If you’re clever, you can make Pinterest work for B2B - by thinking about it less as a tool for e-commerce but more as a visual representation of what you do.
Everybody is still talking about Pinterest. In the last year the site has gone from having 700,000 unique users to over 20 million. The site has a strong bias towards the B2C (business to consumer) sector – interiors, style, food and crafts are the most pinned categories on the site.
That said, if you’re clever, you can make Pinterest work for B2B too – by thinking about it less as a tool for e-commerce but more as a visual representation of what you do. Here’s how:
Pinterest as a showcase for your business – Think about what you do, the key topics in your sector and what your target market might be interested in is a great place to start.

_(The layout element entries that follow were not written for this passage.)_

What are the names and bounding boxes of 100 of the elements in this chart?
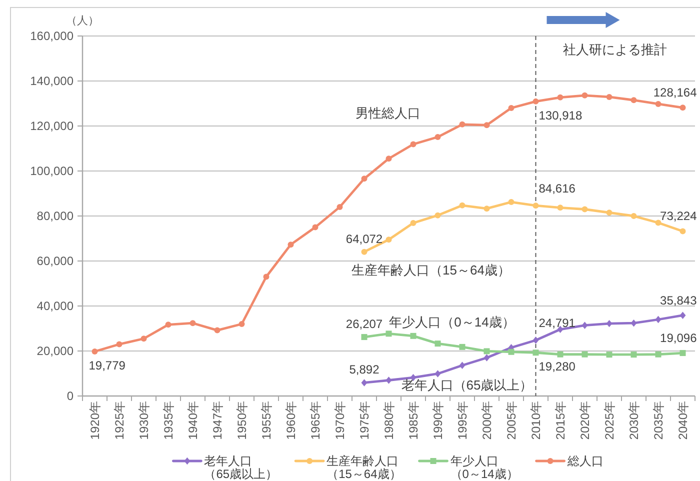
- point: [386, 236, 392, 243]
- annotation: 生産年齢人口（15～64歳）: [352, 262, 510, 278]
- point: [655, 220, 662, 226]
- point: [532, 202, 539, 209]
- point: [532, 336, 539, 344]
- point: [459, 202, 466, 208]
- point: [680, 312, 686, 319]
- xtick: 1965年: [308, 401, 322, 440]
- point: [508, 199, 514, 206]
- point: [336, 204, 343, 210]
- point: [484, 348, 490, 354]
- xtick: 2020年: [578, 401, 592, 440]
- point: [410, 332, 416, 339]
- point: [630, 97, 637, 104]
- xtick: 1950年: [234, 401, 249, 440]
- xtick: 2030年: [626, 401, 641, 440]
- xtick: 1947年: [210, 401, 224, 440]
- point: [165, 322, 172, 328]
- point: [508, 348, 514, 355]
- xtick: 1960年: [284, 401, 298, 440]
- legend-label: 老年人口（65歳以上）: [204, 454, 278, 481]
- value-label: 84,616: [538, 182, 576, 196]
- point: [312, 224, 318, 230]
- point: [434, 212, 441, 218]
- xtick: 1940年: [186, 401, 200, 440]
- ytick: 40,000: [36, 299, 74, 313]
- xtick: 1990年: [430, 401, 445, 440]
- point: [410, 220, 416, 226]
- point: [582, 322, 588, 329]
- point: [263, 274, 270, 280]
- point: [459, 121, 466, 128]
- point: [630, 352, 637, 358]
- point: [532, 350, 539, 356]
- ytick: 80,000: [36, 209, 74, 223]
- value-label: 5,892: [349, 362, 380, 377]
- annotation: 老年人口（65歳以上）: [401, 378, 533, 392]
- point: [484, 354, 490, 362]
- point: [434, 370, 441, 378]
- point: [214, 327, 220, 334]
- point: [655, 316, 662, 324]
- xtick: 2010年: [528, 401, 543, 440]
- point: [680, 104, 686, 111]
- xtick: 2025年: [602, 401, 616, 440]
- point: [386, 156, 392, 162]
- point: [606, 320, 612, 328]
- value-label: 19,779: [88, 358, 126, 372]
- point: [361, 334, 368, 340]
- xtick: 1925年: [112, 401, 126, 440]
- annotation: 男性総人口: [356, 106, 420, 120]
- point: [361, 248, 368, 255]
- xtick: 2000年: [480, 401, 494, 440]
- point: [410, 141, 416, 148]
- ytick: 120,000: [30, 119, 74, 133]
- xtick: 2015年: [553, 401, 568, 440]
- point: [386, 330, 392, 337]
- point: [655, 100, 662, 107]
- value-label: 26,207: [346, 317, 383, 332]
- point: [606, 210, 612, 216]
- point: [630, 213, 637, 219]
- point: [459, 344, 466, 350]
- point: [508, 105, 514, 111]
- xtick: 1930年: [136, 401, 151, 440]
- xtick: 1995年: [455, 401, 470, 440]
- ytick: 160,000: [30, 29, 74, 43]
- point: [557, 351, 564, 358]
- legend-label: 年少人口（0～14歳）: [450, 454, 518, 481]
- point: [532, 98, 539, 104]
- point: [606, 94, 612, 100]
- value-label: 73,224: [660, 209, 697, 224]
- point: [582, 206, 588, 212]
- point: [386, 376, 392, 384]
- value-label: 128,164: [653, 86, 697, 100]
- legend-label: 総人口: [567, 454, 604, 468]
- xtick: 2035年: [651, 401, 666, 440]
- xtick: 1955年: [259, 401, 274, 440]
- value-label: 64,072: [346, 232, 383, 246]
- xtick: 1920年: [88, 401, 102, 440]
- point: [680, 350, 686, 356]
- value-label: 130,918: [538, 108, 582, 122]
- ylabel: （人）: [66, 15, 99, 27]
- point: [434, 340, 441, 347]
- point: [238, 321, 245, 327]
- xtick: 1980年: [382, 401, 396, 440]
- ytick: 20,000: [36, 344, 74, 358]
- point: [116, 341, 122, 348]
- ytick: 100,000: [30, 164, 74, 178]
- point: [582, 92, 588, 98]
- value-label: 19,280: [538, 360, 576, 374]
- xtick: 2005年: [504, 401, 518, 440]
- annotation: 年少人口（0～14歳）: [389, 314, 515, 330]
- point: [606, 352, 612, 358]
- ref-label: 社人研による推計: [562, 42, 667, 57]
- point: [680, 228, 686, 234]
- point: [434, 134, 441, 140]
- point: [361, 176, 368, 182]
- xtick: 1985年: [406, 401, 420, 440]
- point: [140, 336, 147, 342]
- point: [582, 351, 588, 358]
- xtick: 1935年: [161, 401, 176, 440]
- xtick: 2040年: [676, 401, 690, 440]
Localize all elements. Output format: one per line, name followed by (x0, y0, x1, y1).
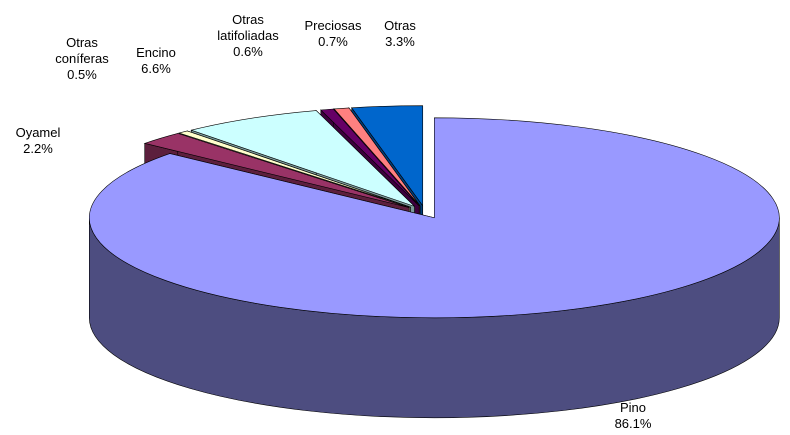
slice-name: Preciosas (304, 18, 362, 33)
slice-label: Otras latifoliadas 0.6% (203, 12, 293, 60)
slice-label: Otras coníferas 0.5% (47, 35, 117, 83)
slice-name: Otras (384, 18, 416, 33)
slice-value: 0.7% (318, 34, 348, 49)
slice-label: Oyamel 2.2% (3, 125, 73, 157)
slice-value: 6.6% (141, 61, 171, 76)
slice (89, 117, 780, 319)
slice (178, 130, 411, 208)
slice-label: Encino 6.6% (121, 45, 191, 77)
slice-value: 2.2% (23, 141, 53, 156)
slice-label: Preciosas 0.7% (288, 18, 378, 50)
slice-label: Pino 86.1% (588, 400, 678, 432)
slice (143, 133, 410, 208)
slice-name: Encino (136, 45, 176, 60)
slice (320, 108, 420, 207)
slice-name: Otras latifoliadas (217, 12, 279, 43)
slice-value: 0.6% (233, 44, 263, 59)
slice (351, 105, 424, 207)
slice-value: 3.3% (385, 34, 415, 49)
slice (333, 107, 421, 206)
slice-value: 0.5% (67, 67, 97, 82)
slice-value: 86.1% (614, 416, 652, 431)
slice-label: Otras 3.3% (365, 18, 435, 50)
slice-name: Otras coníferas (55, 35, 109, 66)
slice (190, 110, 415, 207)
slice-name: Oyamel (15, 125, 61, 140)
slice-name: Pino (619, 400, 647, 415)
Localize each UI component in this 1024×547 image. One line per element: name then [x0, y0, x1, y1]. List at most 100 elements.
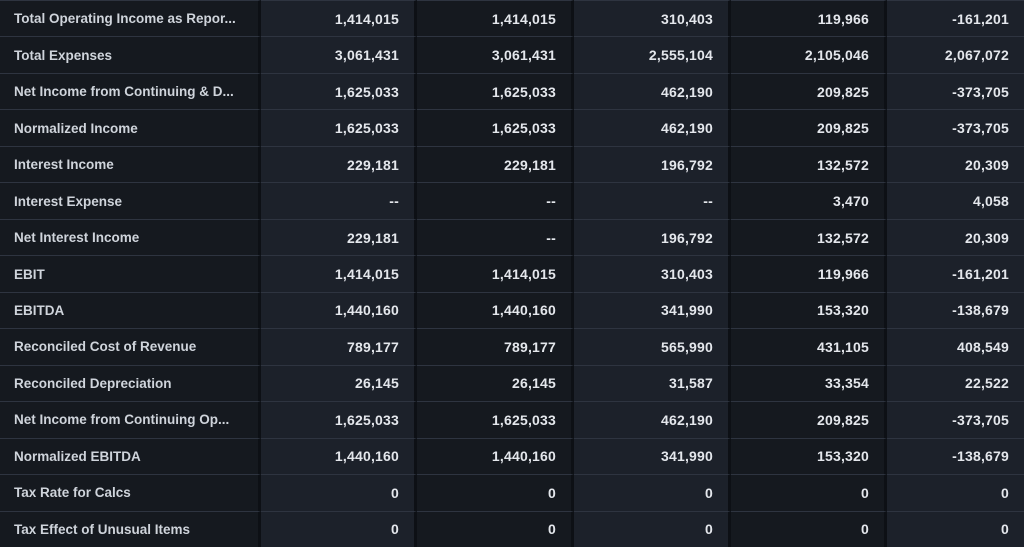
value-cell: 153,320 — [731, 291, 887, 329]
value-cell: 1,414,015 — [417, 255, 574, 292]
value-cell: 1,625,033 — [261, 109, 417, 146]
value-cell: 1,625,033 — [417, 109, 574, 146]
value-cell: 196,792 — [574, 145, 731, 183]
value-cell: 196,792 — [574, 218, 731, 256]
table-row: Normalized EBITDA 1,440,160 1,440,160 34… — [0, 437, 1024, 475]
row-label: Normalized EBITDA — [0, 437, 261, 475]
value-cell: 26,145 — [417, 364, 574, 402]
value-cell: 26,145 — [261, 364, 417, 402]
table-row: Tax Effect of Unusual Items 0 0 0 0 0 — [0, 510, 1024, 547]
row-label: Tax Effect of Unusual Items — [0, 510, 261, 547]
value-cell: -161,201 — [887, 255, 1024, 292]
value-cell: 4,058 — [887, 182, 1024, 219]
row-label: Net Income from Continuing Op... — [0, 401, 261, 438]
value-cell: 431,105 — [731, 328, 887, 365]
table-row: Reconciled Depreciation 26,145 26,145 31… — [0, 364, 1024, 402]
value-cell: 1,440,160 — [417, 437, 574, 475]
value-cell: 0 — [887, 510, 1024, 547]
value-cell: 462,190 — [574, 109, 731, 146]
value-cell: 0 — [887, 474, 1024, 511]
value-cell: 789,177 — [261, 328, 417, 365]
value-cell: 0 — [261, 510, 417, 547]
value-cell: 22,522 — [887, 364, 1024, 402]
value-cell: 1,440,160 — [261, 437, 417, 475]
value-cell: 3,061,431 — [417, 36, 574, 73]
row-label: Interest Income — [0, 145, 261, 183]
table-row: Normalized Income 1,625,033 1,625,033 46… — [0, 109, 1024, 146]
value-cell: 341,990 — [574, 437, 731, 475]
table-row: Total Operating Income as Repor... 1,414… — [0, 0, 1024, 37]
value-cell: -- — [417, 182, 574, 219]
value-cell: 1,440,160 — [417, 291, 574, 329]
row-label: Total Expenses — [0, 36, 261, 73]
table-row: Net Income from Continuing & D... 1,625,… — [0, 72, 1024, 110]
value-cell: 1,440,160 — [261, 291, 417, 329]
value-cell: -- — [417, 218, 574, 256]
value-cell: 1,414,015 — [417, 0, 574, 37]
value-cell: 0 — [574, 510, 731, 547]
table-row: Net Interest Income 229,181 -- 196,792 1… — [0, 218, 1024, 256]
value-cell: 341,990 — [574, 291, 731, 329]
value-cell: 229,181 — [261, 218, 417, 256]
value-cell: 2,555,104 — [574, 36, 731, 73]
row-label: Total Operating Income as Repor... — [0, 0, 261, 37]
row-label: Net Interest Income — [0, 218, 261, 256]
value-cell: 2,105,046 — [731, 36, 887, 73]
value-cell: 1,414,015 — [261, 0, 417, 37]
value-cell: 153,320 — [731, 437, 887, 475]
value-cell: 20,309 — [887, 218, 1024, 256]
row-label: Tax Rate for Calcs — [0, 474, 261, 511]
value-cell: 0 — [261, 474, 417, 511]
value-cell: 119,966 — [731, 0, 887, 37]
row-label: EBIT — [0, 255, 261, 292]
table-row: Interest Income 229,181 229,181 196,792 … — [0, 145, 1024, 183]
value-cell: 462,190 — [574, 72, 731, 110]
value-cell: -138,679 — [887, 291, 1024, 329]
value-cell: 789,177 — [417, 328, 574, 365]
value-cell: 1,625,033 — [261, 401, 417, 438]
value-cell: 0 — [731, 510, 887, 547]
table-row: EBITDA 1,440,160 1,440,160 341,990 153,3… — [0, 291, 1024, 329]
value-cell: 310,403 — [574, 255, 731, 292]
value-cell: 2,067,072 — [887, 36, 1024, 73]
value-cell: 209,825 — [731, 109, 887, 146]
value-cell: 0 — [574, 474, 731, 511]
value-cell: 20,309 — [887, 145, 1024, 183]
value-cell: 229,181 — [417, 145, 574, 183]
value-cell: -- — [261, 182, 417, 219]
value-cell: 132,572 — [731, 218, 887, 256]
value-cell: 462,190 — [574, 401, 731, 438]
table-row: Total Expenses 3,061,431 3,061,431 2,555… — [0, 36, 1024, 73]
row-label: EBITDA — [0, 291, 261, 329]
value-cell: 1,625,033 — [261, 72, 417, 110]
value-cell: 0 — [417, 474, 574, 511]
value-cell: 3,061,431 — [261, 36, 417, 73]
table-row: EBIT 1,414,015 1,414,015 310,403 119,966… — [0, 255, 1024, 292]
value-cell: 31,587 — [574, 364, 731, 402]
value-cell: 1,625,033 — [417, 401, 574, 438]
value-cell: 1,414,015 — [261, 255, 417, 292]
value-cell: 132,572 — [731, 145, 887, 183]
value-cell: -373,705 — [887, 109, 1024, 146]
value-cell: 565,990 — [574, 328, 731, 365]
row-label: Net Income from Continuing & D... — [0, 72, 261, 110]
table-row: Net Income from Continuing Op... 1,625,0… — [0, 401, 1024, 438]
value-cell: -373,705 — [887, 72, 1024, 110]
value-cell: -- — [574, 182, 731, 219]
table-row: Reconciled Cost of Revenue 789,177 789,1… — [0, 328, 1024, 365]
value-cell: -161,201 — [887, 0, 1024, 37]
value-cell: 0 — [731, 474, 887, 511]
value-cell: 408,549 — [887, 328, 1024, 365]
row-label: Normalized Income — [0, 109, 261, 146]
value-cell: 3,470 — [731, 182, 887, 219]
table-row: Interest Expense -- -- -- 3,470 4,058 — [0, 182, 1024, 219]
value-cell: 209,825 — [731, 72, 887, 110]
row-label: Reconciled Depreciation — [0, 364, 261, 402]
value-cell: 209,825 — [731, 401, 887, 438]
row-label: Reconciled Cost of Revenue — [0, 328, 261, 365]
value-cell: 33,354 — [731, 364, 887, 402]
value-cell: 1,625,033 — [417, 72, 574, 110]
value-cell: 119,966 — [731, 255, 887, 292]
table-row: Tax Rate for Calcs 0 0 0 0 0 — [0, 474, 1024, 511]
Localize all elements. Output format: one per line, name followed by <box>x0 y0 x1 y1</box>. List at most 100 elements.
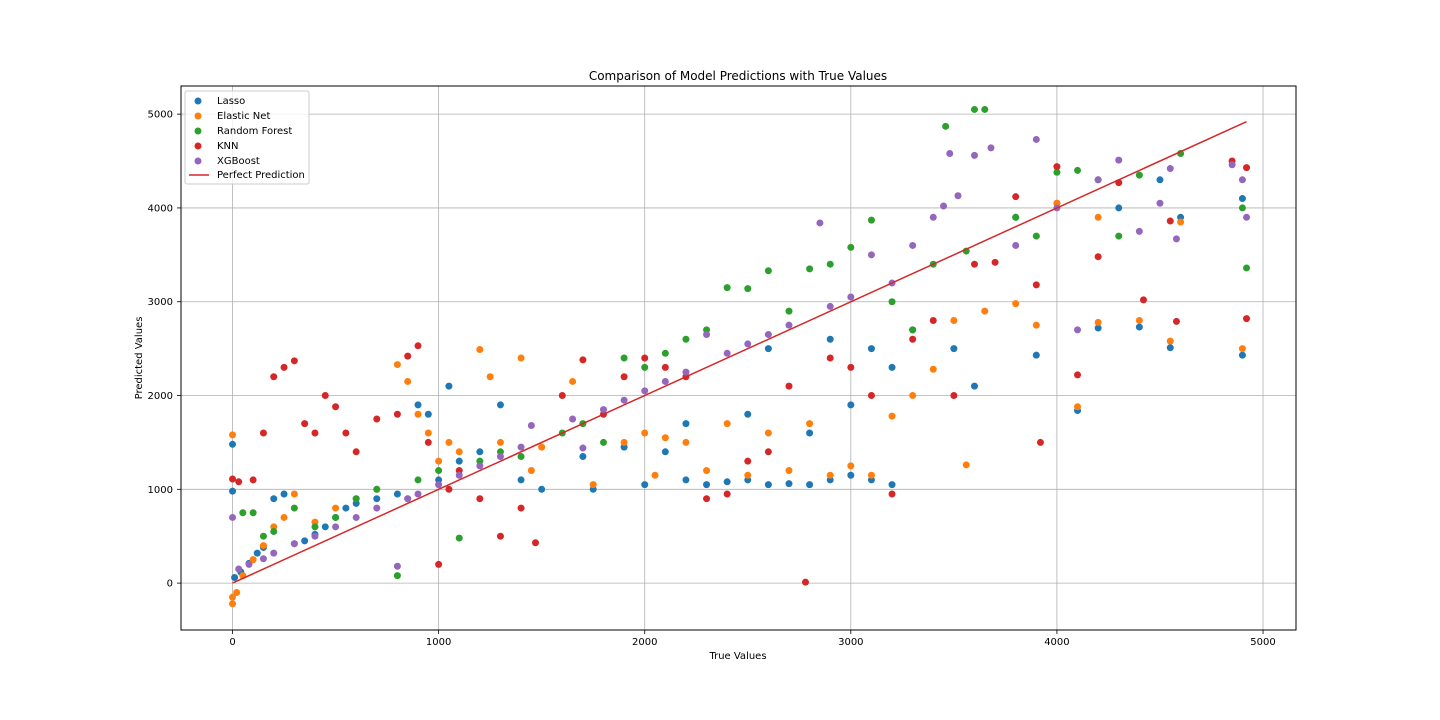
data-point <box>229 475 237 483</box>
reference-line-layer <box>232 120 1247 584</box>
data-point <box>847 462 855 470</box>
data-point <box>579 444 587 452</box>
data-point <box>1032 321 1040 329</box>
y-tick-label: 4000 <box>148 203 173 214</box>
data-point <box>229 487 237 495</box>
data-point <box>404 352 412 360</box>
data-point <box>558 392 566 400</box>
data-point <box>682 420 690 428</box>
data-point <box>517 452 525 460</box>
legend: Lasso Elastic Net Random Forest KNN XGBo… <box>184 90 310 185</box>
data-point <box>1166 337 1174 345</box>
data-point <box>1228 161 1236 169</box>
data-point <box>867 392 875 400</box>
legend-label-lasso: Lasso <box>217 96 245 107</box>
y-tick-label: 0 <box>167 579 173 590</box>
data-point <box>888 490 896 498</box>
data-point <box>816 219 824 227</box>
data-point <box>455 448 463 456</box>
data-point <box>332 523 340 531</box>
data-point <box>703 467 711 475</box>
data-point <box>785 307 793 315</box>
data-point <box>946 150 954 158</box>
data-point <box>245 560 253 568</box>
data-point <box>1243 264 1251 272</box>
data-point <box>703 331 711 339</box>
data-point <box>455 471 463 479</box>
data-point <box>476 495 484 503</box>
data-point <box>579 356 587 364</box>
data-point <box>229 513 237 521</box>
data-point <box>867 471 875 479</box>
legend-label-elastic-net: Elastic Net <box>217 111 270 122</box>
data-point <box>764 429 772 437</box>
data-point <box>290 357 298 365</box>
data-point <box>1012 241 1020 249</box>
data-point <box>909 241 917 249</box>
data-point <box>950 392 958 400</box>
data-point <box>620 396 628 404</box>
data-point <box>486 373 494 381</box>
data-point <box>847 363 855 371</box>
data-point <box>445 382 453 390</box>
data-point <box>620 354 628 362</box>
data-point <box>806 481 814 489</box>
series-elastic-net <box>229 199 1246 608</box>
data-point <box>249 476 257 484</box>
data-point <box>867 251 875 259</box>
x-tick-label: 4000 <box>1044 637 1069 648</box>
data-point <box>414 490 422 498</box>
data-point <box>620 438 628 446</box>
data-point <box>888 412 896 420</box>
data-point <box>1074 166 1082 174</box>
data-point <box>909 335 917 343</box>
legend-label-perfect-prediction: Perfect Prediction <box>217 170 305 181</box>
legend-marker-knn <box>194 142 202 150</box>
data-point <box>1094 318 1102 326</box>
data-point <box>393 490 401 498</box>
data-point <box>806 420 814 428</box>
data-point <box>1032 351 1040 359</box>
data-point <box>435 560 443 568</box>
data-point <box>801 578 809 586</box>
data-point <box>280 490 288 498</box>
legend-marker-random-forest <box>194 127 202 135</box>
chart-title: Comparison of Model Predictions with Tru… <box>589 69 887 83</box>
data-point <box>517 504 525 512</box>
data-point <box>1053 163 1061 171</box>
x-tick-label: 0 <box>229 637 235 648</box>
data-point <box>253 549 261 557</box>
data-point <box>970 382 978 390</box>
data-point <box>764 481 772 489</box>
data-point <box>311 532 319 540</box>
data-point <box>1036 438 1044 446</box>
data-point <box>641 387 649 395</box>
data-point <box>393 562 401 570</box>
data-points <box>229 105 1251 608</box>
data-point <box>867 216 875 224</box>
data-point <box>785 382 793 390</box>
data-point <box>1243 164 1251 172</box>
data-point <box>229 600 237 608</box>
data-point <box>682 335 690 343</box>
data-point <box>517 354 525 362</box>
data-point <box>235 478 243 486</box>
data-point <box>806 429 814 437</box>
legend-label-knn: KNN <box>217 141 239 152</box>
data-point <box>229 431 237 439</box>
data-point <box>723 420 731 428</box>
data-point <box>259 429 267 437</box>
data-point <box>970 260 978 268</box>
data-point <box>414 476 422 484</box>
data-point <box>744 457 752 465</box>
data-point <box>847 401 855 409</box>
data-point <box>270 549 278 557</box>
data-point <box>682 368 690 376</box>
data-point <box>496 438 504 446</box>
data-point <box>981 307 989 315</box>
series-xgboost <box>229 135 1251 573</box>
data-point <box>332 504 340 512</box>
plot-frame <box>180 85 1297 631</box>
data-point <box>1115 232 1123 240</box>
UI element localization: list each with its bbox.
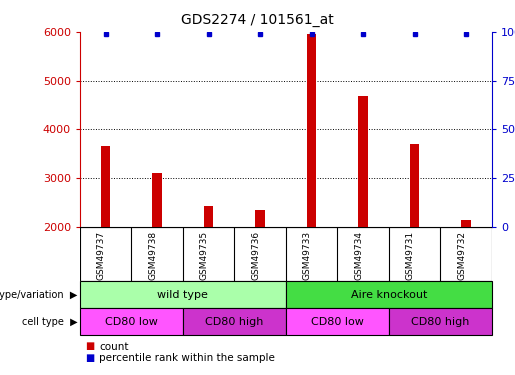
Text: cell type  ▶: cell type ▶ <box>22 317 77 327</box>
Text: genotype/variation  ▶: genotype/variation ▶ <box>0 290 77 300</box>
Bar <box>80 281 286 308</box>
Text: GSM49737: GSM49737 <box>97 231 106 280</box>
Bar <box>286 308 389 335</box>
Text: CD80 low: CD80 low <box>105 317 158 327</box>
Bar <box>461 220 471 227</box>
Text: CD80 low: CD80 low <box>311 317 364 327</box>
Text: ■: ■ <box>85 353 94 363</box>
Bar <box>307 34 316 227</box>
Text: CD80 high: CD80 high <box>411 317 470 327</box>
Text: wild type: wild type <box>158 290 208 300</box>
Bar <box>101 147 110 227</box>
Bar <box>204 206 213 227</box>
Text: ■: ■ <box>85 342 94 351</box>
Bar <box>358 96 368 227</box>
Text: GSM49738: GSM49738 <box>148 231 157 280</box>
Text: GSM49735: GSM49735 <box>200 231 209 280</box>
Text: percentile rank within the sample: percentile rank within the sample <box>99 353 276 363</box>
Text: GSM49733: GSM49733 <box>303 231 312 280</box>
Text: CD80 high: CD80 high <box>205 317 264 327</box>
Text: GSM49734: GSM49734 <box>354 231 363 280</box>
Bar <box>152 173 162 227</box>
Bar <box>80 308 183 335</box>
Bar <box>255 210 265 227</box>
Bar <box>389 308 492 335</box>
Bar <box>183 308 286 335</box>
Text: GDS2274 / 101561_at: GDS2274 / 101561_at <box>181 13 334 27</box>
Text: GSM49731: GSM49731 <box>406 231 415 280</box>
Text: GSM49736: GSM49736 <box>251 231 260 280</box>
Bar <box>410 144 419 227</box>
Text: count: count <box>99 342 129 351</box>
Text: Aire knockout: Aire knockout <box>351 290 427 300</box>
Bar <box>286 281 492 308</box>
Text: GSM49732: GSM49732 <box>457 231 466 280</box>
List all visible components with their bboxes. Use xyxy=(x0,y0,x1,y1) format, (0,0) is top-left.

Make sure you have a full profile, including your social network links, profile picture, bio and, most importantly, a link to your website. Start with a company information board -This is the place to tell people about what you do, link people to your websites and social networks – it is your business in a visual format. Check out the ‘Find us’ board we set up for Our Social Times here. Optimise your website for Pinterest – Make your site more visual with images that can be pinned, and add a ‘Pin It’ button to your site so people visiting can add to their Pinterest boards. Create a board with pins showing what you do, whether you offer services such as accountancy or products like heavy machinery. Infographics – These are really popular on Pinterest, and chances are there will be one related to your sector. Search on Pinterest for keywords, make your own infographics or find infographics using sites like visual.ly. Pin and repin them and feature them on your Facebook page. Free downloads, eBooks and white papers - These make great reasons to click through from Pinterest to your site. Give each an attractive cover image/page and pin this to your board, then link through to your website where people sign up to receive the paper by email. This way you’ll build a better Pinterest profile and grow your email list at the same time. Find your counterparts - This might be clients, colleagues or industry blogs. Follow their boards, repin their content and, off Pinterest, start pinning images, blog posts, infographics that would be interesting to your followers. Cross promote – Think about Pinterest as a way to feed content in to your other social networks. Images, infographics and video all transfer really well, especially to your Facebook page. Be selective about this though, you don’t want to flood your networks with Pinterest content. Be social – Repin, comment and follow others. By networking on the site you’ll build more followers and your pins will be repinned more often. Find people who are interested in the same subjects as you and repin their pins that would be interesting to your audience.